Nous y sommes donc allés, A et moi. Nous sommes arrivés environ trois quarts d’heure plus tôt. A connaissait déjà le très beau théâtre de l’Atelier. Je m’en suis voulu de le découvrir seulement à cette occasion. Je m’étais déjà plus ou moins promené dans les environs sans aller de ce côté-là.
J’avais acheté des places au premier rang. A voir toutes ces femmes dans le public et si peu d’hommes, je me suis amusé à me sentir rassuré par la présence de A avec moi. Je connaissais les sujets du livre. J’avais préféré le lire auparavant afin de me préparer.
L’homme hétéro n’est pas beau dans l’ouvrage d’Ovidie. C’est plutôt un raté, un mec qui a beaucoup de choses à se faire pardonner vis-à-vis des femmes. Sexuellement. Socialement. Psychologiquement. Et dire que les femmes hétéros se font beaucoup violence pour lui plaire et se sentir désirées par lui. On croirait presque entendre la chanteuse Brigitte Fontaine :
« Parce-que je suis con-ne ! »
Alors que j’écris tranquillement dans ma chambre, je me permets aujourd’hui de faire de l’humour. Mais au théâtre de l’Atelier, je subodorais, sans en être certain, une petite pointe d’hostilité contenue de certaines femmes vis-à-vis du masculin hétéro avant le début de la représentation.
A, elle, était parfaitement détendue. Elle a remarqué que j’étais le seul homme noir dans la salle. J’ai aperçu un homme, seul, non loin de nous au premier rang au début de la rangée. La jeune trentaine, il avait avec lui son casque de scooter ou de moto. J’ai un peu admiré sa sérénité. A mon sens, il devait y avoir dix hommes tout au plus en tout dans la salle. Et la salle était pleine. J’ai aperçu quelques femmes noires. Mais cela ne m’était d’aucune utilité.

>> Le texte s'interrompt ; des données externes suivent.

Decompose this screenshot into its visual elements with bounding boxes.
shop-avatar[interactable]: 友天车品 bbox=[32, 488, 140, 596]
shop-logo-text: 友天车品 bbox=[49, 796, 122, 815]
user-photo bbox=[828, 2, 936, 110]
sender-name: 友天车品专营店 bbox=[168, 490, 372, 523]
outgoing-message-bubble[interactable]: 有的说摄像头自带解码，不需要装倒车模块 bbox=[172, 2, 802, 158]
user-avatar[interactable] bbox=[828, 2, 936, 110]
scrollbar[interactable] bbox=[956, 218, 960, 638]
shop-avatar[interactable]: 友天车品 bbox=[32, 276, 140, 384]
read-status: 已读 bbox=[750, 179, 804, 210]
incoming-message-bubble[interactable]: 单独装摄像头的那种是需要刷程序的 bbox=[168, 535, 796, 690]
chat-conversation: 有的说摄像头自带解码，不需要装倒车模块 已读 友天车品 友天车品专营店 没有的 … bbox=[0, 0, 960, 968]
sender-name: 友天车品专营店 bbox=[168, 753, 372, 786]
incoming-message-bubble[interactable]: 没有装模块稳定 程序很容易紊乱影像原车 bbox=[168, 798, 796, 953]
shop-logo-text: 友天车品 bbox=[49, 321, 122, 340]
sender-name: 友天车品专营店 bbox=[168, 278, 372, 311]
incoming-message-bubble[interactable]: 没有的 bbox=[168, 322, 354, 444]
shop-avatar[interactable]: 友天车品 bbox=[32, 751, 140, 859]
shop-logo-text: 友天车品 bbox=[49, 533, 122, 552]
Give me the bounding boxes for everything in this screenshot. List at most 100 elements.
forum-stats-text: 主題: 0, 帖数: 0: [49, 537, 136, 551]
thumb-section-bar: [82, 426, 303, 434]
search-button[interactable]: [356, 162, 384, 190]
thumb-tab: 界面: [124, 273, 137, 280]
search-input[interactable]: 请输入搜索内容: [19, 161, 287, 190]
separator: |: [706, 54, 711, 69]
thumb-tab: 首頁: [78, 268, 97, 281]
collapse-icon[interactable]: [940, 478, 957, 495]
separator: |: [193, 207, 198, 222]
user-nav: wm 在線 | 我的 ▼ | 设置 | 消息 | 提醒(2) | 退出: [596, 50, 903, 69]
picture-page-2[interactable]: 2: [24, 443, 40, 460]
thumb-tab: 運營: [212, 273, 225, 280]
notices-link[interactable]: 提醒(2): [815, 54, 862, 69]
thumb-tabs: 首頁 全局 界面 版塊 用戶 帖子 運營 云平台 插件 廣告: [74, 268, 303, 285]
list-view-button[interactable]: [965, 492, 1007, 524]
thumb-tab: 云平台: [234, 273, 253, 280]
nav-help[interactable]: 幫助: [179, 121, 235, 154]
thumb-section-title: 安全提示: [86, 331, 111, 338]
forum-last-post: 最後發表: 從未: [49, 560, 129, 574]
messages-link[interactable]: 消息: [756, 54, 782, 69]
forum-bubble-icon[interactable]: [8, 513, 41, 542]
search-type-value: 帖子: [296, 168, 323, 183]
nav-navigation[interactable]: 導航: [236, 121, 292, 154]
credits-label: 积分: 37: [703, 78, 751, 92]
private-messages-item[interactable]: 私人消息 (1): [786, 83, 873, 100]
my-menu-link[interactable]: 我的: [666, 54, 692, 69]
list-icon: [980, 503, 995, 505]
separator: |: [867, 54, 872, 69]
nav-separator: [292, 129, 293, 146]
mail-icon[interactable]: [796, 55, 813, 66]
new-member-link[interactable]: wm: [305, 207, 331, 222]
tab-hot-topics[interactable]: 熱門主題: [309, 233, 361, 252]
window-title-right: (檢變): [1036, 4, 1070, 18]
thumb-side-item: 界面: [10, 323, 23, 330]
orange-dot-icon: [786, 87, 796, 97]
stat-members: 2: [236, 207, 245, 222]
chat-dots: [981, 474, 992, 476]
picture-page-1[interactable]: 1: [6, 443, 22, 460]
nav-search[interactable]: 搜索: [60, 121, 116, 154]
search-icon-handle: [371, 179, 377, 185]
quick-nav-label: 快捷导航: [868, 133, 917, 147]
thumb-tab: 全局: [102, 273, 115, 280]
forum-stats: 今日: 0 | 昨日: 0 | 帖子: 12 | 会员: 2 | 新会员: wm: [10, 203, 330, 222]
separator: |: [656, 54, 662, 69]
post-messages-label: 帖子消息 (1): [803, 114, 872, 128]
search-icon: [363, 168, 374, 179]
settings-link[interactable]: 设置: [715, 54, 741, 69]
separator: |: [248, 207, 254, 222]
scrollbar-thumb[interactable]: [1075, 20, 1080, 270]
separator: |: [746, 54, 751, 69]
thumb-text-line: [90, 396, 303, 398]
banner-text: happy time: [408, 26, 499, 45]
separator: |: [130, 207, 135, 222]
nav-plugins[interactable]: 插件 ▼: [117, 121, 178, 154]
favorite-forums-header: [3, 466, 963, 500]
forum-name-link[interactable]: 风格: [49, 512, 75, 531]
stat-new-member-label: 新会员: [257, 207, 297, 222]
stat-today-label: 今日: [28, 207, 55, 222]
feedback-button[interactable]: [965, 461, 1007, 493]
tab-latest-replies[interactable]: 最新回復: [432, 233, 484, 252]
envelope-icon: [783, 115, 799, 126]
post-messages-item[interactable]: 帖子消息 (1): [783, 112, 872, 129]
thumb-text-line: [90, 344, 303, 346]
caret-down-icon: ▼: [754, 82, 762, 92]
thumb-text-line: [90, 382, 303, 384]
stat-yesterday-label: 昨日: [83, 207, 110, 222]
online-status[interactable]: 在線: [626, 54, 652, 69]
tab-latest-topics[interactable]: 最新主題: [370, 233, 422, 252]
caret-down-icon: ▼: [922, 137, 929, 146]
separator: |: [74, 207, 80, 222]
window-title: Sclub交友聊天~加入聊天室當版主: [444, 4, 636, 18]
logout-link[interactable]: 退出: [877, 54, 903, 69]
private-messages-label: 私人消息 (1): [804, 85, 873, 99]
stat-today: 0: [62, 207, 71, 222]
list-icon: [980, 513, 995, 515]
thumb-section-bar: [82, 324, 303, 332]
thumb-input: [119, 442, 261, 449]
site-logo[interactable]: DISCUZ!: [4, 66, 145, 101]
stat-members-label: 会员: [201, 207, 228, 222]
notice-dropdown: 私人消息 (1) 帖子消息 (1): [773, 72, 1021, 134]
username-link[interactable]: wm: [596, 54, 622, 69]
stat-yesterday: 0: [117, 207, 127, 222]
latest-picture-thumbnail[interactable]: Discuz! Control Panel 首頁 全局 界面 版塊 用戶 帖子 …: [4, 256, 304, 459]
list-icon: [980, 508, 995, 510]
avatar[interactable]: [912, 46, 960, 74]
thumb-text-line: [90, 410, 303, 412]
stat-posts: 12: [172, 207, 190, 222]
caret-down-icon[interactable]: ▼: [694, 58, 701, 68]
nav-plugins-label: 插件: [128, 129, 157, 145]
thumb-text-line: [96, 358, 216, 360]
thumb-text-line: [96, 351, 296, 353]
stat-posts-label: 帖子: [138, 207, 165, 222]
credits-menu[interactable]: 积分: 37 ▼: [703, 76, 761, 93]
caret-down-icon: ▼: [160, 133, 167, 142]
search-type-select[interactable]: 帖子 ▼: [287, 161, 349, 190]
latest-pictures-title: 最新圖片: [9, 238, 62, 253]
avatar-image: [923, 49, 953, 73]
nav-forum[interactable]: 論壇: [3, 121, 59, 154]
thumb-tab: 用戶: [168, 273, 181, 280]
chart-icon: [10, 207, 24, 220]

La représentation a commencé avec quelques minutes de retard. J’ai compris la cause de ce retard lorsque je suis retourné voir l’adaptation avec ma mère quelques jours plus tard.
Anna Mouglalis porte le texte. Je ne trouve pas qu’elle le « joue » particulièrement bien. Mais elle est sincère. Elle a été émue lors des applaudissements à la fin de la représentation. Elle a levé le poing avant de s’en aller après plusieurs saluts.
Durant la représentation, plusieurs femmes ont ri en diverses occasions. Y compris A. Je ne me suis pas senti visé ou agressé par ces rires. Il m’a semblé qu’il y avait de la catharsis dans ces rires. Même si, sans doute, certaines femmes avaient aussi envie de faire périr des hommes après quelques souffrances. Je repense à l’animatrice Alessandra Sublet qui, dans un podcast, je crois, a raconté que sa grand-mère lui avait révélé qu’elle avait eu plusieurs fois envie de tuer son propre mari «à mains nues ». Certaines femmes, dans la salle, avaient peut-être les mêmes démangeaisons vis-à-vis d’un homme qu’elles connaissaient ou avaient connu.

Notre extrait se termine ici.